Tuesday 31 August 2010

Marrying My Muse

One popular myth about writers is that they are tortured souls whose work derives from unrequited love, financial hardship and general misery. They scratch away at their manuscripts by the light of a guttering candle in some solitary garret.

Not me. I dispensed with my misery in my childhood. Thirty four years ago this month I got married and my success as a writer, such as it is, I attribute to the emotional stability I have enjoyed for a third of a century. I work best when I’m happy. I run all my writing past Rosie, my wife, and if she says something needs to be cut or changed, I cut it or change it.

However, back in 1972 the announcement of my intention to get married was not well received. The seventies followed hard on the heels of the intoxicated sixties like the onset of a colossal hangover. Social norms had been toppled and were lying all about us in disarray. The job of clearing up after the party had not yet begun. Perhaps that explains the general negativity of my friends at university. One flatmate summed it up by responding to the great news with the question, ‘Why?’

‘Because we love each other and we want to spend the rest of our lives together,’ I told him. He looked unimpressed. ‘You don’t need a piece of paper to do that.’
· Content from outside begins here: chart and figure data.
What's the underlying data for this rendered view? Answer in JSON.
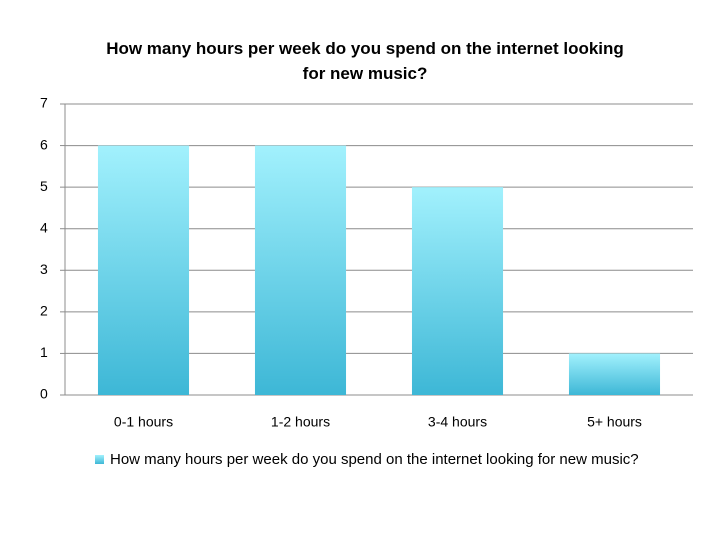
{
  "chart_data": {
    "type": "bar",
    "title": "How many hours per week do you spend on the internet looking for new music?",
    "categories": [
      "0-1 hours",
      "1-2 hours",
      "3-4 hours",
      "5+ hours"
    ],
    "series": [
      {
        "name": "How many hours per week do you spend on the internet looking for new music?",
        "color": "#3db7d6",
        "values": [
          6,
          6,
          5,
          1
        ]
      }
    ],
    "ylim": [
      0,
      7
    ],
    "yticks": [
      0,
      1,
      2,
      3,
      4,
      5,
      6,
      7
    ],
    "grid": true,
    "legend": "bottom"
  }
}
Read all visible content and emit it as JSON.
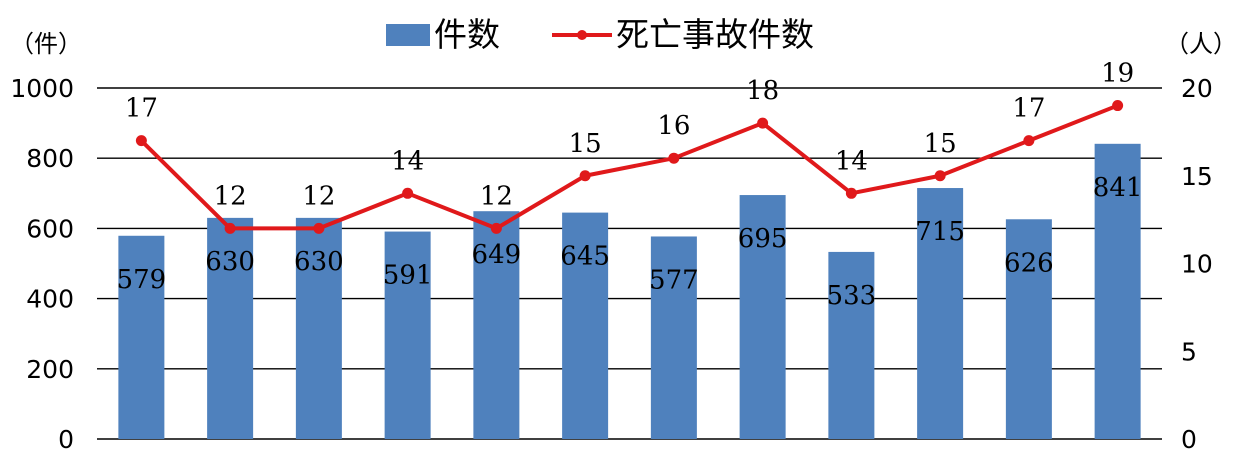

My parents were even less enthusiastic. ‘Don’t tell your father!’ was my mother’s reflex response. ‘I think he might notice, Mum,’ I pointed out. ‘At least wait until the end of the summer,’ she begged.
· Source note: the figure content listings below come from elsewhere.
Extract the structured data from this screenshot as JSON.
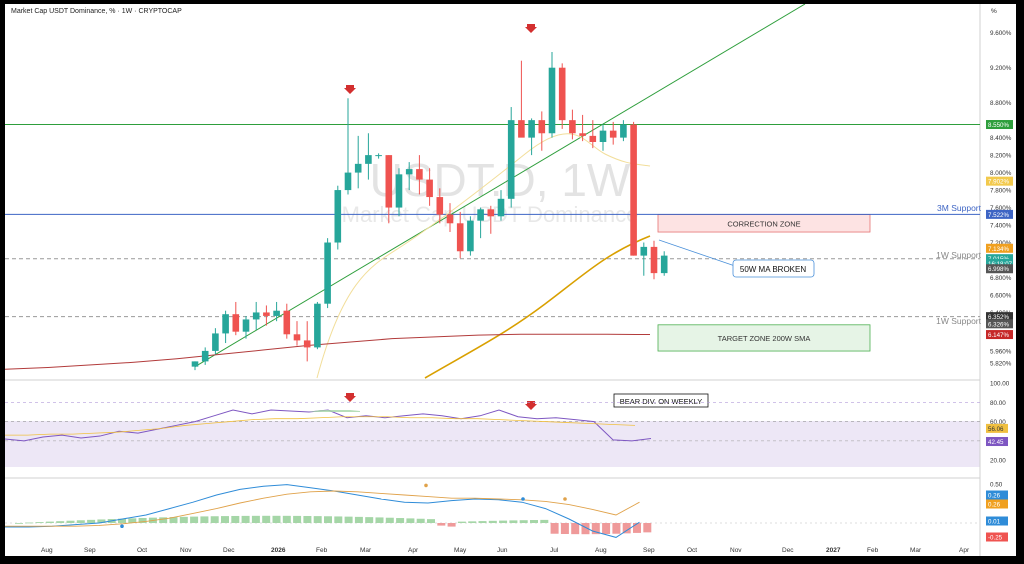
{
  "header": {
    "title": "Market Cap USDT Dominance, % · 1W · CRYPTOCAP",
    "percent_symbol": "%"
  },
  "watermark": {
    "ticker": "USDT.D, 1W",
    "name": "Market Cap USDT Dominance"
  },
  "colors": {
    "up": "#26a69a",
    "down": "#ef5350",
    "resistance_line": "#2e9e3c",
    "support_blue": "#3d64c4",
    "sma50": "#d9a000",
    "sma200": "#b23b3b",
    "rsi_band": "#ede7f6",
    "macd_line": "#2f8cd8",
    "signal_line": "#e0a24a"
  },
  "price_axis": {
    "ticks": [
      "9.600%",
      "9.200%",
      "8.800%",
      "8.400%",
      "8.200%",
      "8.000%",
      "7.800%",
      "7.600%",
      "7.400%",
      "7.200%",
      "6.800%",
      "6.600%",
      "6.400%",
      "5.960%",
      "5.820%"
    ],
    "tick_values": [
      9.6,
      9.2,
      8.8,
      8.4,
      8.2,
      8.0,
      7.8,
      7.6,
      7.4,
      7.2,
      6.8,
      6.6,
      6.4,
      5.96,
      5.82
    ],
    "badges": [
      {
        "label": "8.550%",
        "value": 8.55,
        "color": "#2e9e3c"
      },
      {
        "label": "7.902%",
        "value": 7.902,
        "color": "#f2c94c"
      },
      {
        "label": "7.522%",
        "value": 7.522,
        "color": "#3d64c4"
      },
      {
        "label": "7.134%",
        "value": 7.134,
        "color": "#f0a020"
      },
      {
        "label": "7.015%",
        "value": 7.015,
        "color": "#26a69a"
      },
      {
        "label": "16:18:07",
        "value": 6.96,
        "color": "#26a69a"
      },
      {
        "label": "6.998%",
        "value": 6.9,
        "color": "#555555"
      },
      {
        "label": "6.352%",
        "value": 6.352,
        "color": "#333333"
      },
      {
        "label": "6.326%",
        "value": 6.27,
        "color": "#555555"
      },
      {
        "label": "6.147%",
        "value": 6.147,
        "color": "#c62828"
      }
    ]
  },
  "time_axis": {
    "labels": [
      "Aug",
      "Sep",
      "Oct",
      "Nov",
      "Dec",
      "2026",
      "Feb",
      "Mar",
      "Apr",
      "May",
      "Jun",
      "Jul",
      "Aug",
      "Sep",
      "Oct",
      "Nov",
      "Dec",
      "2027",
      "Feb",
      "Mar",
      "Apr"
    ]
  },
  "annotations": {
    "support_3m": "3M Support",
    "support_1w_top": "1W Support",
    "support_1w_bottom": "1W Support",
    "correction_zone": "CORRECTION ZONE",
    "target_zone": "TARGET ZONE 200W SMA",
    "ma_broken": "50W MA BROKEN",
    "bear_div": "BEAR DIV. ON WEEKLY"
  },
  "rsi_axis": {
    "ticks": [
      "100.00",
      "80.00",
      "60.00",
      "40.00",
      "20.00"
    ],
    "badges": [
      {
        "label": "56.06",
        "color": "#f0c040"
      },
      {
        "label": "42.45",
        "color": "#7e57c2"
      }
    ]
  },
  "macd_axis": {
    "ticks": [
      "0.50",
      "0.00"
    ],
    "badges": [
      {
        "label": "0.26",
        "color": "#2f8cd8"
      },
      {
        "label": "0.26",
        "color": "#f0a020"
      },
      {
        "label": "0.01",
        "color": "#2f8cd8"
      },
      {
        "label": "-0.25",
        "color": "#ef5350"
      }
    ]
  },
  "chart_data": {
    "type": "candlestick",
    "title": "Market Cap USDT Dominance, % · 1W · CRYPTOCAP",
    "ylim": [
      5.6,
      9.7
    ],
    "weekly_candles": [
      {
        "o": 5.78,
        "h": 5.84,
        "l": 5.74,
        "c": 5.84
      },
      {
        "o": 5.84,
        "h": 6.0,
        "l": 5.8,
        "c": 5.96
      },
      {
        "o": 5.96,
        "h": 6.22,
        "l": 5.92,
        "c": 6.16
      },
      {
        "o": 6.16,
        "h": 6.42,
        "l": 6.05,
        "c": 6.38
      },
      {
        "o": 6.38,
        "h": 6.52,
        "l": 6.14,
        "c": 6.18
      },
      {
        "o": 6.18,
        "h": 6.36,
        "l": 6.1,
        "c": 6.32
      },
      {
        "o": 6.32,
        "h": 6.52,
        "l": 6.2,
        "c": 6.4
      },
      {
        "o": 6.4,
        "h": 6.48,
        "l": 6.25,
        "c": 6.36
      },
      {
        "o": 6.36,
        "h": 6.52,
        "l": 6.3,
        "c": 6.42
      },
      {
        "o": 6.42,
        "h": 6.5,
        "l": 6.1,
        "c": 6.15
      },
      {
        "o": 6.15,
        "h": 6.3,
        "l": 6.02,
        "c": 6.08
      },
      {
        "o": 6.08,
        "h": 6.3,
        "l": 5.84,
        "c": 6.0
      },
      {
        "o": 6.0,
        "h": 6.52,
        "l": 5.98,
        "c": 6.5
      },
      {
        "o": 6.5,
        "h": 7.25,
        "l": 6.45,
        "c": 7.2
      },
      {
        "o": 7.2,
        "h": 7.85,
        "l": 7.12,
        "c": 7.8
      },
      {
        "o": 7.8,
        "h": 8.85,
        "l": 7.75,
        "c": 8.0
      },
      {
        "o": 8.0,
        "h": 8.42,
        "l": 7.82,
        "c": 8.1
      },
      {
        "o": 8.1,
        "h": 8.45,
        "l": 7.92,
        "c": 8.2
      },
      {
        "o": 8.2,
        "h": 8.22,
        "l": 8.16,
        "c": 8.2
      },
      {
        "o": 8.2,
        "h": 8.2,
        "l": 7.42,
        "c": 7.6
      },
      {
        "o": 7.6,
        "h": 8.05,
        "l": 7.5,
        "c": 7.98
      },
      {
        "o": 7.98,
        "h": 8.12,
        "l": 7.8,
        "c": 8.04
      },
      {
        "o": 8.04,
        "h": 8.2,
        "l": 7.75,
        "c": 7.92
      },
      {
        "o": 7.92,
        "h": 8.05,
        "l": 7.62,
        "c": 7.72
      },
      {
        "o": 7.72,
        "h": 7.82,
        "l": 7.42,
        "c": 7.52
      },
      {
        "o": 7.52,
        "h": 7.65,
        "l": 7.32,
        "c": 7.42
      },
      {
        "o": 7.42,
        "h": 7.55,
        "l": 7.02,
        "c": 7.1
      },
      {
        "o": 7.1,
        "h": 7.5,
        "l": 7.05,
        "c": 7.45
      },
      {
        "o": 7.45,
        "h": 7.6,
        "l": 7.25,
        "c": 7.58
      },
      {
        "o": 7.58,
        "h": 7.62,
        "l": 7.3,
        "c": 7.5
      },
      {
        "o": 7.5,
        "h": 7.8,
        "l": 7.45,
        "c": 7.7
      },
      {
        "o": 7.7,
        "h": 8.75,
        "l": 7.6,
        "c": 8.6
      },
      {
        "o": 8.6,
        "h": 9.28,
        "l": 8.45,
        "c": 8.4
      },
      {
        "o": 8.4,
        "h": 8.62,
        "l": 8.2,
        "c": 8.6
      },
      {
        "o": 8.6,
        "h": 8.7,
        "l": 8.25,
        "c": 8.45
      },
      {
        "o": 8.45,
        "h": 9.38,
        "l": 8.4,
        "c": 9.2
      },
      {
        "o": 9.2,
        "h": 9.25,
        "l": 8.5,
        "c": 8.6
      },
      {
        "o": 8.6,
        "h": 8.72,
        "l": 8.38,
        "c": 8.45
      },
      {
        "o": 8.45,
        "h": 8.66,
        "l": 8.36,
        "c": 8.42
      },
      {
        "o": 8.42,
        "h": 8.6,
        "l": 8.28,
        "c": 8.35
      },
      {
        "o": 8.35,
        "h": 8.55,
        "l": 8.25,
        "c": 8.48
      },
      {
        "o": 8.48,
        "h": 8.58,
        "l": 8.32,
        "c": 8.4
      },
      {
        "o": 8.4,
        "h": 8.6,
        "l": 8.36,
        "c": 8.55
      },
      {
        "o": 8.55,
        "h": 8.58,
        "l": 7.05,
        "c": 7.05
      },
      {
        "o": 7.05,
        "h": 7.2,
        "l": 6.82,
        "c": 7.15
      },
      {
        "o": 7.15,
        "h": 7.22,
        "l": 6.78,
        "c": 6.85
      },
      {
        "o": 6.85,
        "h": 7.1,
        "l": 6.82,
        "c": 7.05
      }
    ],
    "levels": [
      {
        "value": 8.55,
        "style": "solid",
        "color": "#2e9e3c"
      },
      {
        "value": 7.522,
        "style": "solid",
        "color": "#3d64c4"
      },
      {
        "value": 7.015,
        "style": "dashed",
        "color": "#999999"
      },
      {
        "value": 6.352,
        "style": "dashed",
        "color": "#999999"
      }
    ],
    "zones": [
      {
        "name": "correction",
        "top": 7.52,
        "bottom": 7.32
      },
      {
        "name": "target",
        "top": 6.35,
        "bottom": 6.05
      }
    ],
    "sma50": [
      7.9,
      7.86,
      7.8,
      7.75,
      7.68,
      7.6,
      7.52,
      7.42,
      7.3,
      7.2,
      7.1,
      6.95,
      6.8,
      6.6,
      6.35,
      6.1,
      5.8
    ],
    "sma200": [
      5.75,
      5.77,
      5.8,
      5.83,
      5.87,
      5.92,
      5.97,
      6.02,
      6.06,
      6.1,
      6.12,
      6.14,
      6.15,
      6.15,
      6.15,
      6.147
    ],
    "rsi": [
      42,
      40,
      44,
      46,
      43,
      45,
      50,
      48,
      52,
      56,
      60,
      66,
      72,
      68,
      72,
      71,
      70,
      72,
      64,
      66,
      64,
      66,
      68,
      66,
      63,
      66,
      72,
      65,
      63,
      64,
      62,
      60,
      41,
      40,
      42.45
    ],
    "rsi_ma": [
      46,
      46,
      47,
      47,
      48,
      49,
      51,
      53,
      56,
      58,
      60,
      62,
      63,
      63,
      64,
      65,
      65,
      65,
      64,
      64,
      63,
      63,
      62,
      61,
      60,
      59,
      58,
      57,
      56.06
    ],
    "macd": [
      -0.05,
      -0.05,
      -0.04,
      -0.02,
      0.0,
      0.05,
      0.1,
      0.18,
      0.26,
      0.35,
      0.42,
      0.46,
      0.48,
      0.44,
      0.4,
      0.35,
      0.3,
      0.26,
      0.25,
      0.28,
      0.3,
      0.29,
      0.26,
      0.18,
      0.05,
      -0.1,
      -0.18,
      0.01
    ],
    "signal": [
      -0.04,
      -0.04,
      -0.04,
      -0.04,
      -0.03,
      -0.01,
      0.02,
      0.06,
      0.12,
      0.18,
      0.25,
      0.31,
      0.36,
      0.39,
      0.4,
      0.39,
      0.37,
      0.35,
      0.33,
      0.31,
      0.31,
      0.3,
      0.29,
      0.27,
      0.23,
      0.17,
      0.1,
      0.26
    ]
  }
}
Wearily I agreed, eighteen years of living with my father having conditioned me to a process of walking on eggshells. When the end of the summer came I decided I would wait no longer and broke the news. His reaction was entirely predictable. He objected and said he would not be coming to the wedding. I told him he wasn’t invited. That was the end of communication between us for a very long time.
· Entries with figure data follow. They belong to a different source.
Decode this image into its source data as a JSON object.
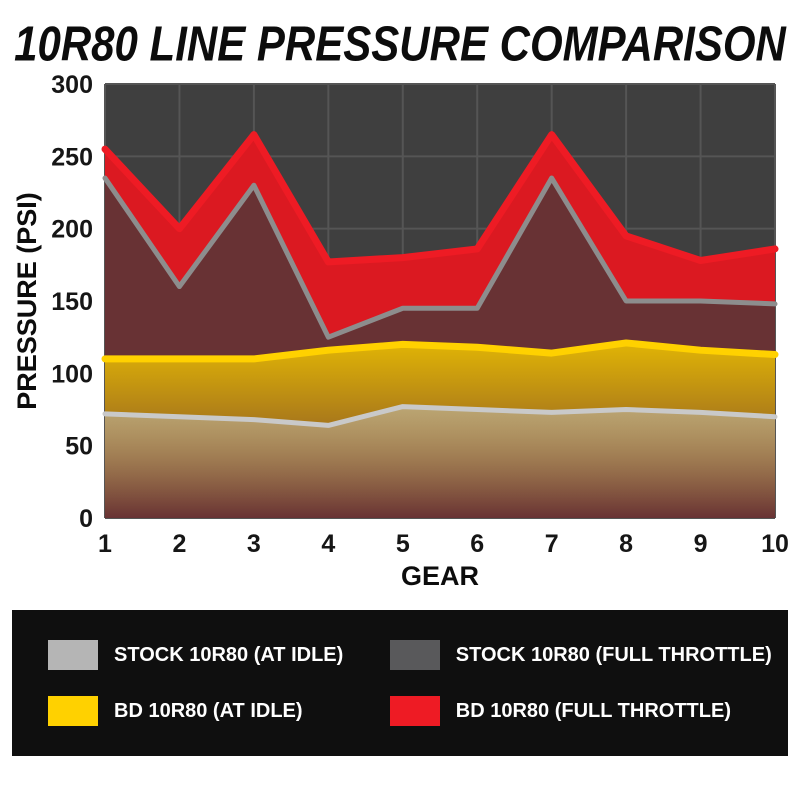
{
  "title": "10R80 LINE PRESSURE COMPARISON",
  "chart_data": {
    "type": "area",
    "x": [
      1,
      2,
      3,
      4,
      5,
      6,
      7,
      8,
      9,
      10
    ],
    "xlabel": "GEAR",
    "ylabel": "PRESSURE (PSI)",
    "ylim": [
      0,
      300
    ],
    "yticks": [
      0,
      50,
      100,
      150,
      200,
      250,
      300
    ],
    "grid": true,
    "plot_bg": "#3f3f3f",
    "grid_color": "#555555",
    "legend_position": "bottom",
    "series": [
      {
        "name": "BD 10R80 (FULL THROTTLE)",
        "key": "bd-full-throttle",
        "line_color": "#ee1b24",
        "line_width": 7,
        "fill": "solid",
        "fill_color": "#e01820",
        "fill_opacity": 0.97,
        "values": [
          255,
          200,
          265,
          177,
          180,
          186,
          265,
          195,
          178,
          186
        ]
      },
      {
        "name": "STOCK 10R80 (FULL THROTTLE)",
        "key": "stock-full-throttle",
        "line_color": "#8d8d8d",
        "line_width": 5,
        "fill": "solid",
        "fill_color": "#3c3c3c",
        "fill_opacity": 0.72,
        "values": [
          235,
          160,
          230,
          125,
          145,
          145,
          235,
          150,
          150,
          148
        ]
      },
      {
        "name": "BD 10R80 (AT IDLE)",
        "key": "bd-idle",
        "line_color": "#ffd100",
        "line_width": 7,
        "fill": "fade",
        "fill_color": "#eec300",
        "fill_opacity": 0.9,
        "values": [
          110,
          110,
          110,
          116,
          120,
          118,
          114,
          121,
          116,
          113
        ]
      },
      {
        "name": "STOCK 10R80 (AT IDLE)",
        "key": "stock-idle",
        "line_color": "#c9c9c9",
        "line_width": 5,
        "fill": "fade",
        "fill_color": "#c0c0c0",
        "fill_opacity": 0.55,
        "values": [
          72,
          70,
          68,
          64,
          77,
          75,
          73,
          75,
          73,
          70
        ]
      }
    ]
  },
  "legend": {
    "items": [
      {
        "label": "STOCK 10R80 (AT IDLE)",
        "color": "#b5b5b5",
        "key": "stock-idle"
      },
      {
        "label": "STOCK 10R80 (FULL THROTTLE)",
        "color": "#59595b",
        "key": "stock-full-throttle"
      },
      {
        "label": "BD 10R80 (AT IDLE)",
        "color": "#ffd100",
        "key": "bd-idle"
      },
      {
        "label": "BD 10R80 (FULL THROTTLE)",
        "color": "#ee1b24",
        "key": "bd-full-throttle"
      }
    ]
  }
}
In the end he did come to the wedding. He was prevailed upon by his sister, a nun in Philadelphia, who came over from the US with the specific intention of making him do the right thing. She was my father’s younger sister but the only person on earth he seemed to fear. A ferociously patriotic, hard line Republican, she was not standing for any nonsense. He was going to the wedding whether he or I wanted him to and that was the end of the matter.

Earlier that summer I had come to the end of my time at university and was working on a building site while applying for work as a secondary school teacher. The news of my impending marriage had leaked out onto the site where it was greeted with ironic amusement. One of my fellow labourers, a hard-drinking man, gave voice to the considered wisdom of the site in a fine example of metonymy: ‘It’ll be all sweetness and light until she gets you to the altar. Then you’ll see a change. You’ll come home at night to the cold dinner and the hot tongue.’

I’m pleased to say that his prediction proved wide of the mark.

3 comments:

elin said...

you old romantic. I think that's very sweet. I've been married nearly three years now and it's the best thing I ever did. Ed's my creative partner too and helps me simply by believing that if I put my mind to it and work hard, I can achieve anything I set out to.

Charlie said...

What a lovely story, and it's good that you could prove your colleague wrong!

I'm liking that a lot of young people nowadays want to get married, that they see the stability that can be obtained by it (well, you hope, at least).

My boyfriend is my muse. His presence when I'm writing has worked wonders sometimes so often when I've no ideas for topics I'll give up thinking and spend a few minutes with him. Not that I don't usually, of course.

Brian Keaney said...

Thanks Elin and Charlie. Great to hear from you both.